The Many British English Accents
How many English accents are there? British and American, everyone knows. Do you know any other English accents?
You might think of Australian, New Zealand..
Yet, even though Britain is such a small island, there are many varieties of English here, as you may have noticed!
Even within one small part of the UK, there can be completely different English accents. For example, Liverpool and Manchester are only 50 km apart, but sound very different to even a casual listener. Other accents show gentler shading into each other, but are still quite distinctive relatively quickly.
There are too many British accents to list, and if I tried to, it would offend some British people who felt that an accent they especially loved had been left off the list, or that I had included one area with another, when there is local rivalry. The following link gives a quick overview of a few accents, and celebrities who speak with them, to show you some of the variety involved. Youtube- 17 British accents
Even in the comments section, you will notice how many British people mock her accents, but I don’t think they are so bad!

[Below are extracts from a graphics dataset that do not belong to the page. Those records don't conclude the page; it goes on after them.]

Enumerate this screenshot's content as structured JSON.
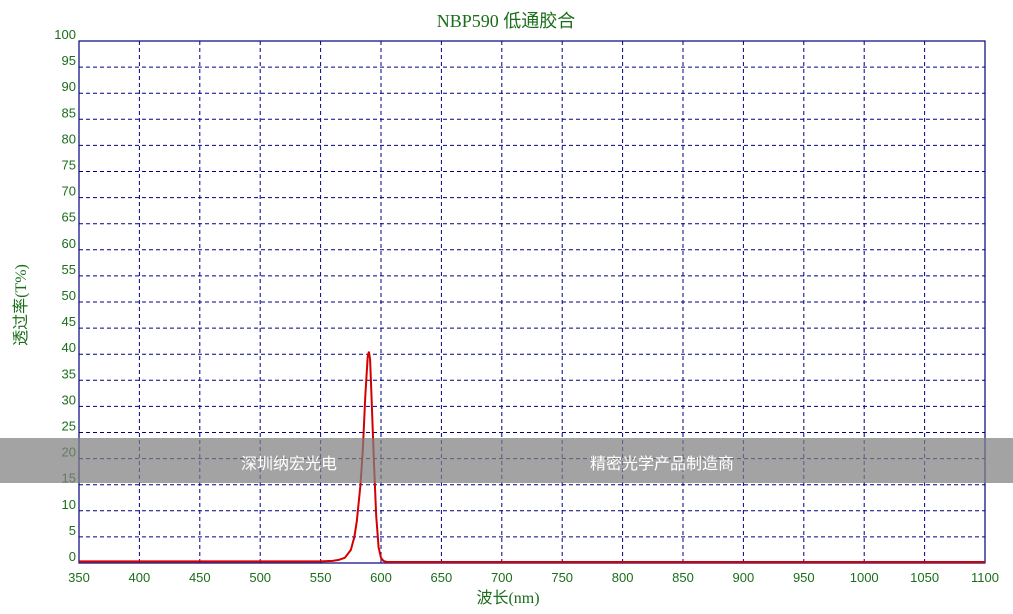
{
  "chart_data": {
    "type": "line",
    "title": "NBP590 低通胶合",
    "xlabel": "波长(nm)",
    "ylabel": "透过率(T%)",
    "xlim": [
      350,
      1100
    ],
    "ylim": [
      0,
      100
    ],
    "xticks": [
      350,
      400,
      450,
      500,
      550,
      600,
      650,
      700,
      750,
      800,
      850,
      900,
      950,
      1000,
      1050,
      1100
    ],
    "yticks": [
      0,
      5,
      10,
      15,
      20,
      25,
      30,
      35,
      40,
      45,
      50,
      55,
      60,
      65,
      70,
      75,
      80,
      85,
      90,
      95,
      100
    ],
    "grid": true,
    "colors": {
      "line": "#d40000",
      "grid": "#000080",
      "frame": "#000080",
      "text": "#1a6e1a"
    },
    "series": [
      {
        "x": [
          350,
          400,
          450,
          500,
          550,
          560,
          565,
          570,
          575,
          578,
          580,
          583,
          585,
          587,
          589,
          590,
          591,
          592,
          594,
          596,
          598,
          600,
          602,
          605,
          650,
          700,
          800,
          900,
          1000,
          1100
        ],
        "y": [
          0.3,
          0.3,
          0.3,
          0.3,
          0.3,
          0.4,
          0.6,
          1,
          2.5,
          5,
          8,
          15,
          22,
          32,
          39.5,
          40.5,
          39,
          33,
          20,
          9,
          3,
          1,
          0.4,
          0.2,
          0.2,
          0.2,
          0.2,
          0.2,
          0.2,
          0.2
        ]
      }
    ]
  },
  "watermark": {
    "left": "深圳纳宏光电",
    "right": "精密光学产品制造商"
  }
}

How can learners of English deal with all this variety?
There are a few pointers you can take-
The London accent, which is probably the one you will encounter most often, is quite distinctive. Traditionally, Londoners will-
• Drop the letter “H” at the beginning of words- they don’t say “hat”, but “at”.
• Drop the letter “T” at the end, and sometimes in the middle, of words- they don’t say “get out of my pub”, but “ge’ ou’ o’ my pub!”, and may say “bu’er” instead of “butter”
• “Th” can become “f”, so the word “think” may be pronounced “fink”.
Really broad London accents will have other features, but these three features are fairly common even in the accents of educated people.
The other broad collection of accents that may be useful to know some features of are northern ones. There is enormous variety here, but a few features in common. Two of these are-
• Short “a” sound in many words- Northerners often say “bath”, Southerners “ba:th”. The sound of the “a” in “ham” is used by northerners in “grass”, “glass”, or “pass.”
• “U” is pronounced as in “book”- rarely ever as in “but”. Even “up” will become something like “uup”.
However difficult an accent may seem, spend enough time in the area, speaking to those who use it, and you will pick it up.